PACK EXPO International 2014 convened in Chicago from November 2 through 5, bringing flexible packaging material suppliers, converters, and brand owners together for North America's largest processing and packaging trade event. Flex Films (USA) Inc., part of UFlex Limited, used the show to highlight source reduction achievements enabled by advanced biaxially oriented polypropylene film technology.
Flex Films and LEHAR Snack Foods collaborated on a pouch featuring a new laminated, metallized structure achieving 23 percent less material compared with the prior format. Flex Films' 8-micron BOPP film—described as suitable for printing and lamination and among the thinnest commercially demonstrated structures at the time—received primary credit for the gauge reduction.
Downgauging BOPP while maintaining barrier, stiffness, and printability required coordinated adjustments across extrusion orientation parameters, ink adhesion systems, and lamination adhesive selection.

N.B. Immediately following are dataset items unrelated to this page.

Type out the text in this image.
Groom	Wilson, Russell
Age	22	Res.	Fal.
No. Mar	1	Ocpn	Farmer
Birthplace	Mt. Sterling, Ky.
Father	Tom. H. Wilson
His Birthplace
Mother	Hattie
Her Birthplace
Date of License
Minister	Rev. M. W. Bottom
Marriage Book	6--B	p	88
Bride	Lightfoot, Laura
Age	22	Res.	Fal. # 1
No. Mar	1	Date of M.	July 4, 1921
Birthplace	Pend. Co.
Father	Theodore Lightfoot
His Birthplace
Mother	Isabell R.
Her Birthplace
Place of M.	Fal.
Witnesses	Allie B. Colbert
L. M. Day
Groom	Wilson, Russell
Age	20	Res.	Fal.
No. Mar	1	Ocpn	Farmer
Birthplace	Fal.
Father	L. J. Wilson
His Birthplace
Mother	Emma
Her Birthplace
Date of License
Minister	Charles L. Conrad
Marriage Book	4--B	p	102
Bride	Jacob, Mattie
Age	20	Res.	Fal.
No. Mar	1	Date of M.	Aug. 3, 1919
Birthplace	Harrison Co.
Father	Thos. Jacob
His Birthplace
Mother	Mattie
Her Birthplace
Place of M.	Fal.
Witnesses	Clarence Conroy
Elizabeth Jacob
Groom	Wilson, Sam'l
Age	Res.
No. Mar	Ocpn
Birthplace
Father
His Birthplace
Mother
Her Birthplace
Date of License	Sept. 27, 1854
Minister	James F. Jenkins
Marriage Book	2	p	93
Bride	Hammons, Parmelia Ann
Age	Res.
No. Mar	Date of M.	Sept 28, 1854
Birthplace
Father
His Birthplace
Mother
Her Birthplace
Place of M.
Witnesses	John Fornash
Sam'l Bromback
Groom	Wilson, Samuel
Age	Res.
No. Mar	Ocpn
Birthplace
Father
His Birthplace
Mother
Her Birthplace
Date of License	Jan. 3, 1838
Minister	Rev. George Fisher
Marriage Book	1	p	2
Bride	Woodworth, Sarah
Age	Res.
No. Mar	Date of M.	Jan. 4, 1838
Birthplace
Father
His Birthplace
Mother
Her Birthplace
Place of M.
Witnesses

Converters visiting the Flex Films booth examined how extreme gauge reduction shifted seal window requirements and pouch-forming tolerance at VFFS and HFFS lines.
Source reduction aligned with broader PACK EXPO 2014 sustainability messaging: brand owners sought measurable material-weight reductions per package unit rather than declarative green labeling without quantified performance data. Film suppliers competing on micron thickness needed run-length validation data to support converter qualification trials.
For equipment buyers, ultra-thin BOPP programs reinforced the importance of tension control, nip pressure consistency, and slitter knife condition—process variables that become more critical as film gauge approaches single-digit microns and edge defects propagate to customer forming lines.